Süreç boyunca üç liderin inisiyatifleri, kişisel iradeleri ve siyasi tasarrufları barış yönünde atılan adımlarda belirleyici olmuştur. Diğer bir ifadeyle Suriye’de kalıcı barışın tesisi üç liderin almış olduğu tarihi sorumluluk neticesinde konuşulabilen bir imkan haline gelmiştir. Cumhurbaşkanı Erdoğan’ın Dördüncü Zirve’de yaptığı konuşmada kalıcı barış imkanına dair “Siyasi çözüm umutları hiç bu kadar filizlenmemişti” ifadesini kullanması sürecin somut başarısını göstermesi açısından dikkate değerdir. Öte yandan Türkiye yakalanan bu harmoninin siyasi ve askeri çıktılarını kendi ulusal güvenliği açısından işlevsel kılmayı başarabilmiştir. Fırat Kalkanı ve Zeytin Dalı harekatları Soçi sürecinin Türkiye açısından en somut kazanımları olmuştur.

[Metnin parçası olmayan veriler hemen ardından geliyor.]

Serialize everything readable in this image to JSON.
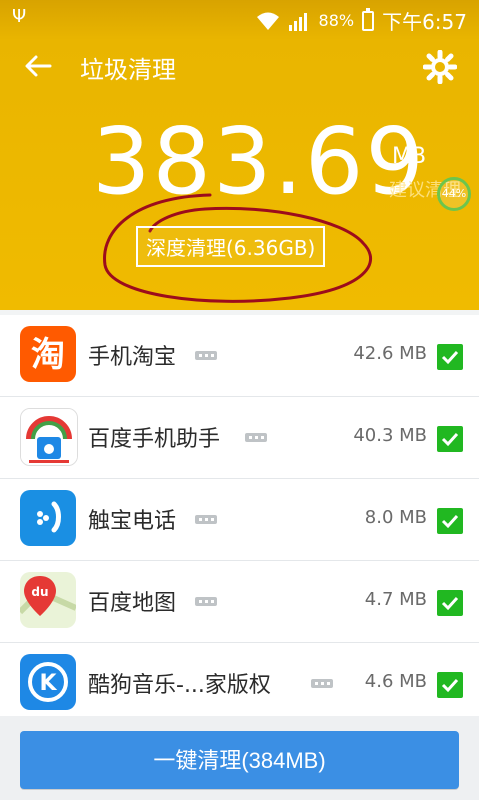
{
  "status": {
    "battery": "88%",
    "time": "下午6:57"
  },
  "appbar": {
    "title": "垃圾清理"
  },
  "summary": {
    "amount": "383.69",
    "unit": "MB",
    "suggest": "建议清理",
    "percent": "44%",
    "deep_clean": "深度清理(6.36GB)"
  },
  "items": [
    {
      "name": "手机淘宝",
      "size": "42.6 MB",
      "checked": true,
      "icon": "taobao-icon"
    },
    {
      "name": "百度手机助手",
      "size": "40.3 MB",
      "checked": true,
      "icon": "baidu-assistant-icon"
    },
    {
      "name": "触宝电话",
      "size": "8.0 MB",
      "checked": true,
      "icon": "touchpal-icon"
    },
    {
      "name": "百度地图",
      "size": "4.7 MB",
      "checked": true,
      "icon": "baidu-map-icon"
    },
    {
      "name": "酷狗音乐-...家版权",
      "size": "4.6 MB",
      "checked": true,
      "icon": "kugou-icon"
    }
  ],
  "action": {
    "label": "一键清理(384MB)"
  },
  "colors": {
    "header": "#f0bb00",
    "check": "#21b821",
    "button": "#3b8fe4"
  }
}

Türkiye’nin diplomatik alanda izlemiş olduğu siyaset doğrudan sahada sonuçlarını vermiş ve burada elde ettiği kazanımlar da diplomatik alanda elini güçlendirmiştir.
Diğer taraftan üçlü mekanizmanın iki üyesinin –bölgenin en önemli iki devleti olan– Türkiye ve İran olması bölge dışı aktörlerin tasarruflarını sınırlayarak bölgenin kendi iç dengelerini bulabilmesinin yolunu açan önemli bir faktördür. Dolayısıyla “Soçi ruhu” yalnızca Suriye barışına değil genel anlamda Ortadoğu barışına da katkı sunacaktır. Nitekim İran Cumhurbaşkanı Hasan Ruhani de zirvede yaptığı konuşmasında bu konuya dikkat çekerek bu üçlü mekanizmanın başka konularda da iş birliği yapabileceğini belirtmiştir. Cumhurbaşkanı Erdoğan’ın Beşinci Üçlü Zirve için Türkiye’nin ev sahipliği yapmaya hazır olduğunu belirtmesi de hem bir sonraki zirvenin adresini işaret etmiş hem de üçlü mekanizmanın sürekliliğine dair beklentileri kuvvetlendirmiştir.
Zirve’nin Gündemi
Daha önceki zirvelerde olduğu gibi bu zirvede de Suriye’nin toprak bütünlüğünün korunması üç liderin de vurgu yaptığı ortak nokta olmuştur. Bu mesaj herhangi bir dış gücün teşvik ve desteğiyle Suriye’yi bölmek isteyen PYD-YGP gibi terör unsurlarına izin verilmeyeceğini göstermesi bakımından önemlidir. Diğer taraftan yine üç ülkenin de üzerinde ittifak ettikleri bir husus ABD Başkanı Trump’ın Suriye’den askerlerini çekme kararının olumlu bir gelişme olduğu yönündedir. Elbette bunun gerçekleştirilebilir olup olmadığı üzerine farklı söylemler de ön plana çıkmıştır. Cumhurbaşkanı Erdoğan, Trump’ın kendi ekibi içerisindeki çatlaklara dikkat çekerken İran Cumhurbaşkanı Ruhani de ABD’ye olan güvensizliklerini bir kere daha vurgulamıştır. Şüphesiz çekilme kararının duyurulmasının ardından şu ana kadar bu yönde ciddi bir gelişmenin yaşanmaması liderlerin bu ihtiyatlı tavırlarında pay sahibi olmuştur.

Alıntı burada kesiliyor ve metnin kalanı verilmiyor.